Ese truismo tranquilizador no surte efecto en él, en ellos debería decir, porque Thomas, aunque hable menos, rabia igual.

– Lo que me asquea -dice Meyssonnier- es pensar que ha tratado de aprovecharse del impedimento de la chica. Se dijo: es muda, no lo va a contar.

– ¡Como para asistir mañana a su misa -agregó levantando la voz- nada más que para verlo soltar todas esas idioteces sobre el pecado sabiendo lo que yo sé! Vamos, me voy a acostar -agrega al darse cuenta de mi impaciencia.

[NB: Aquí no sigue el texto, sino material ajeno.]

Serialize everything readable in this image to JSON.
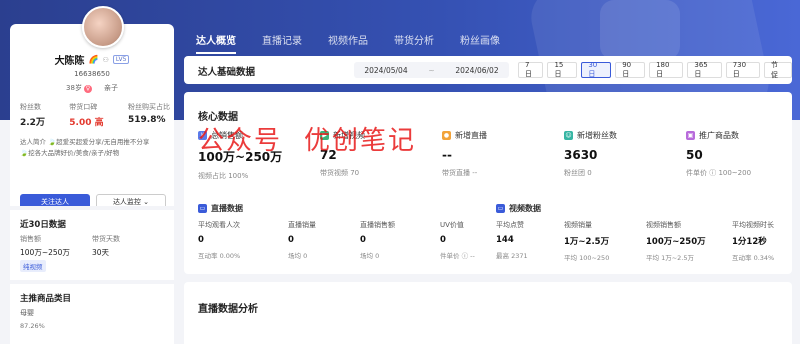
{
  "tabs": [
    {
      "label": "达人概览",
      "active": true
    },
    {
      "label": "直播记录",
      "active": false
    },
    {
      "label": "视频作品",
      "active": false
    },
    {
      "label": "带货分析",
      "active": false
    },
    {
      "label": "粉丝画像",
      "active": false
    }
  ],
  "profile": {
    "name": "大陈陈",
    "name_emoji": "🌈",
    "level": "LV5",
    "uid": "16638650",
    "age": "38岁",
    "gender_icon": "♀",
    "category": "亲子",
    "stats": [
      {
        "label": "粉丝数",
        "value": "2.2万"
      },
      {
        "label": "带货口碑",
        "value": "5.00 高"
      },
      {
        "label": "粉丝购买占比",
        "value": "519.8%"
      }
    ],
    "intro_label": "达人简介",
    "intro_lines": [
      "🍃超爱买超爱分享/无自用推不分享",
      "🍃挖各大品牌好价/美食/亲子/好物"
    ],
    "follow_button": "关注达人",
    "monitor_button": "达人监控"
  },
  "last30": {
    "title": "近30日数据",
    "sales_label": "销售额",
    "sales_value": "100万~250万",
    "days_label": "带货天数",
    "days_value": "30天",
    "tag": "纯视频"
  },
  "category": {
    "title": "主推商品类目",
    "name": "母婴",
    "pct": "87.26%"
  },
  "filter": {
    "title": "达人基础数据",
    "date_start": "2024/05/04",
    "date_sep": "~",
    "date_end": "2024/06/02",
    "periods": [
      "7日",
      "15日",
      "30日",
      "90日",
      "180日",
      "365日",
      "730日",
      "节促"
    ],
    "active_period": "30日"
  },
  "core": {
    "title": "核心数据",
    "kpis": [
      {
        "label": "总销售额",
        "value": "100万~250万",
        "sub": "视频占比 100%",
        "icon": "sales-icon",
        "color": "#5b7bea"
      },
      {
        "label": "新增视频",
        "value": "72",
        "sub": "带货视频 70",
        "icon": "video-icon",
        "color": "#3cb37a"
      },
      {
        "label": "新增直播",
        "value": "--",
        "sub": "带货直播 --",
        "icon": "live-icon",
        "color": "#f2a33a"
      },
      {
        "label": "新增粉丝数",
        "value": "3630",
        "sub": "粉丝团 0",
        "icon": "fans-icon",
        "color": "#36b5a3"
      },
      {
        "label": "推广商品数",
        "value": "50",
        "sub": "件单价 ⓘ 100~200",
        "icon": "goods-icon",
        "color": "#b86bdb"
      }
    ],
    "live_section": {
      "title": "直播数据",
      "cells": [
        {
          "label": "平均观看人次",
          "value": "0",
          "sub": "互动率 0.00%"
        },
        {
          "label": "直播销量",
          "value": "0",
          "sub": "场均 0"
        },
        {
          "label": "直播销售额",
          "value": "0",
          "sub": "场均 0"
        },
        {
          "label": "UV价值",
          "value": "0",
          "sub": "件单价 ⓘ --"
        }
      ]
    },
    "video_section": {
      "title": "视频数据",
      "cells": [
        {
          "label": "平均点赞",
          "value": "144",
          "sub": "最高 2371"
        },
        {
          "label": "视频销量",
          "value": "1万~2.5万",
          "sub": "平均 100~250"
        },
        {
          "label": "视频销售额",
          "value": "100万~250万",
          "sub": "平均 1万~2.5万"
        },
        {
          "label": "平均视频时长",
          "value": "1分12秒",
          "sub": "互动率 0.34%"
        }
      ]
    }
  },
  "live_analysis": {
    "title": "直播数据分析"
  },
  "watermark": {
    "left": "公众号",
    "right": "优创笔记"
  }
}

Se va, cabizbajo. Mientras tanto, mi cara es de piedra para que Thomas se calle. No hago un drama del asunto. Primero, Fulbert no es sacerdote. Y por otra parte, que un sacerdote haga el amor, después de todo ¿por qué no? Y que lo haga ocultándose, pobre diablo, es su estigma.

No le culpo a Fulbert el habernos soplado a Miette a lo largo de una noche. Mañana utilizaré sin vergüenza este incidente contra él, pero por otras razones. Porque es, estoy seguro, un hombre sin bondad y sin justicia, que no quiere bien a Malevil, y contra quien reharé la unidad de Malevil. Esa unidad en la que la cuestión religiosa casi consiguió, esta noche, abrir una brecha.

El candelero apagado, me acuesto, pero como me lo esperaba, sin lograr dormirme. Thomas tampoco lo logra. Lo oigo dar vueltas y vueltas en su canapé. Hace una tentativa de hablarme, pero lo rechazo con violencia. A falta de sueño, quiero tener silencio al menos.